C’est bien en ce sens qu’il faut lire le titre de l’article de France Bleu de cette inauguration : « Le nouveau parking Jeanne d’Arc et son jardin inauguré après des années de travaux, les habitants soulagés. »
Un chantier ouvert quasiment 7 jours sur 7 et ce, bien souvent, trop souvent, jusqu’au bout de la nuit. Du reste, il a été inauguré, mais il n’est pas terminé. Les travaux continuent à l’heure où j’écris ce billet.
Quand y en a plus, y en a encore !
Bref, inauguration à la va-vite d’un chantier toujours en cours.
Impression permanente dans cette ville d’une manipulation permanente des évènements. Traduction : d’être pris pour des imbéciles…

J’espère en tout cas que ce chantier n’est pas estampillé RSE à l’aune du bien-être des riverains.
Soyons certains par contre que son offre prétend cocher toutes les cases du green. Et entend bien le claironner !
Et pourtant…
Côté greenwashing, on est quand même bien servi avec ce projet.
Pas question de faire dans le bashing avec cette municipalité.
La Coulée Verte a fait grand bien à la ville.
Mention spéciale aux grandes pelouses où l’on peut s’étendre ou jouer au ballon avec ses enfants.
Pour ce qui est du parking-jardin de Jeanne d’Arc, j’attendais personnellement une telle dimension de convivialité. Une démarche de restitution de l’espace public à un usage de loisirs, de rencontre et d’échange.
Il n’en sera rien. Et ce n’est pas le seul constat négatif que je peux faire.
J’aurais pourtant aimé applaudir des deux mains.
Il y a ce triple constat que le tout-voiture l’a emporté, que la convivialité est resté absente du cahier des charges des urbanistes de cette ville, et enfin que le critère ZAN (Zéro Artificialisation Nette) a été superbement ignoré.
Dégager un parking pour… en doubler la capacité !
Le premier constat m’interroge sur ce grand écart entre les mots et les actes. La tendance actuelle est, paraît-il, de sortir les voitures des centres-villes. Nice s’y est plutôt bien attelé avec cette offre de parkings-relais à chaque extrémité de ses lignes de tramway. Jusqu’ici l’approche multimodale semble se déployer avec cohérence.
Alors pourquoi ne pas avoir fait de l’ancien parking de 90 places un parc, et rien d’autre qu’un parc ? En tant que riverain qui venait s’y garer quasi quotidiennement, je n’ai pas vu arriver ce chantier du meilleur œil. Il fut dans un premier temps un peu plus difficile de se garer. Oui mais, il fut toujours possible de se garer.

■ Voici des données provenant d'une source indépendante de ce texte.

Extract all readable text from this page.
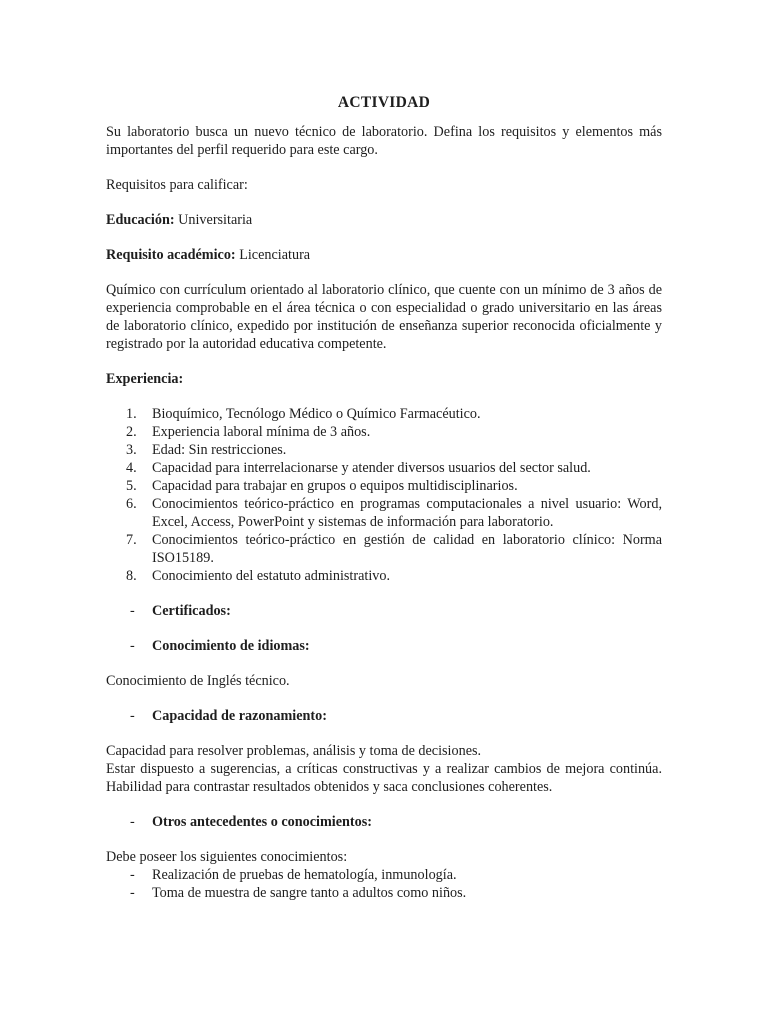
ACTIVIDAD

Su laboratorio busca un nuevo técnico de laboratorio. Defina los requisitos y elementos más importantes del perfil requerido para este cargo.

Requisitos para calificar:

Educación: Universitaria

Requisito académico: Licenciatura

Químico con currículum orientado al laboratorio clínico, que cuente con un mínimo de 3 años de experiencia comprobable en el área técnica o con especialidad o grado universitario en las áreas de laboratorio clínico, expedido por institución de enseñanza superior reconocida oficialmente y registrado por la autoridad educativa competente.

Experiencia:

1.	Bioquímico, Tecnólogo Médico o Químico Farmacéutico.
2.	Experiencia laboral mínima de 3 años.
3.	Edad: Sin restricciones.
4.	Capacidad para interrelacionarse y atender diversos usuarios del sector salud.
5.	Capacidad para trabajar en grupos o equipos multidisciplinarios.
6.	Conocimientos teórico-práctico en programas computacionales a nivel usuario: Word, Excel, Access, PowerPoint y sistemas de información para laboratorio.
7.	Conocimientos teórico-práctico en gestión de calidad en laboratorio clínico: Norma ISO15189.
8.	Conocimiento del estatuto administrativo.
-	Certificados:
-	Conocimiento de idiomas:

Conocimiento de Inglés técnico.

-	Capacidad de razonamiento:

Capacidad para resolver problemas, análisis y toma de decisiones.

Estar dispuesto a sugerencias, a críticas constructivas y a realizar cambios de mejora continúa. Habilidad para contrastar resultados obtenidos y saca conclusiones coherentes.

-	Otros antecedentes o conocimientos:

Debe poseer los siguientes conocimientos:

-	Realización de pruebas de hematología, inmunología.
-	Toma de muestra de sangre tanto a adultos como niños.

Pour rappel, ce chantier aura duré plus de 3 années. A l’usage, il était tout à fait envisageable pour moi de faire finalement le deuil de ces 90 places. Des voisins se sont organisés autrement. Louant une place de parking dans une propriété proche, ou se séparant d’un véhicule sur les deux possédés jusque-là. Durant ce temps insupportablement long en terme de nuisances sonores, j’ai donc toujours trouvé une place où me garer.
Hélas, entre le volet parking et l’approche jardin, c’est clairement le premier qui aura été favorisé. Élargissement des trottoirs, rampe d’accès au parking d’un côté, rampe de sortie des véhicules de l’autre, emprise au sol d’une statue si peu en lien avec notre XXIème siècle excepté pour le RN/FN local… Le foncier utile initial pour végétaliser aura réduit comme peau de chagrin. Et cette végétalisation est davantage dans une approche muséale que d’usage.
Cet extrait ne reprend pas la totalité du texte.